Listen to a conversation between a student and his anthropology professor.
Well, Matthew, good to see you. How can I help you?
Did you happen to read last weekend's Arts section of the newspaper?
[laughs confusedly] Um, yes I did. Why?
Well, you remember the article about an exhibition of ancient featherwork pieces from Peru?
Uh, I'm thinking of doing my research paper on this topic, if it's OK with you, of course.
I've done some additional reading about ancient Peruvian cultures... how they used brightly colored feathers to decorate clothes and ceremonial objects.
Uh, from the pictures I've seen, they're beautiful works of art.
They sure are. I saw the exhibition a few days ago....
But is that how you'd approach Peruvian featherwork in your paper?
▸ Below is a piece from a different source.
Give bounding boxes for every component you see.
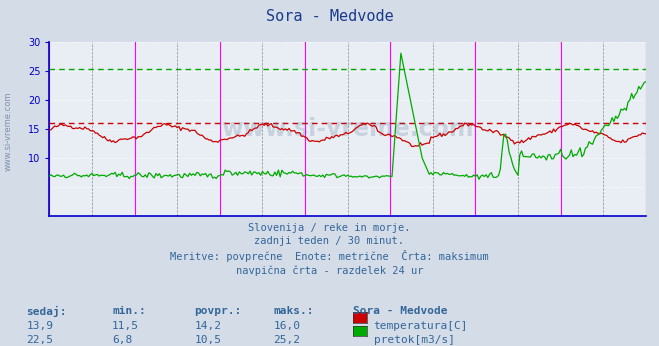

As an art form?
Remember, you need to take an anthropological angle, uh, look at this in a way that tells us something about the people who made this featherwork and the societies they lived in.
I read that most of the really colorful feathers came from the rain forest, and the societies who used them lived on the coast on the other side of the Andes mountains, so the feathers had to be carried over the Andes!
No wonder featherwork was a symbol of high status in ancient Peruvian societies.
Well, that's definitely a long, dangerous trip to make on foot.
I do research down in Peru and I've made that trip, but the easy way-I've flown and driven.
I didn't know you did research in Peru.
Maybe- do you think you'd be able to help me with this paper?
I'll be happy to help if I can, but Peruvian featherwork isn't my area of expertise.
You know, very few pieces of featherwork survive because feathers decay so quickly.
Not many people have had a chance to study them up close.
There's a handful of experts out there who have, and I could try to contact some of them, but I think your best bet is to keep reading and finding more books and articles.
And of course, you can use the information you got at the exhibition as source material, too.
You have been to the exhibition, haven't you?
[sheepishly] Uh, actually...not yet.
Um...well, it would be a good idea if you went, don't you think?
It's good that you've done some background reading, but it will make more sense when you actually see the featherwork.
There's a lot of information available there from booklets, tour guides, and you could even ask to meet with the curator and ask for her insights.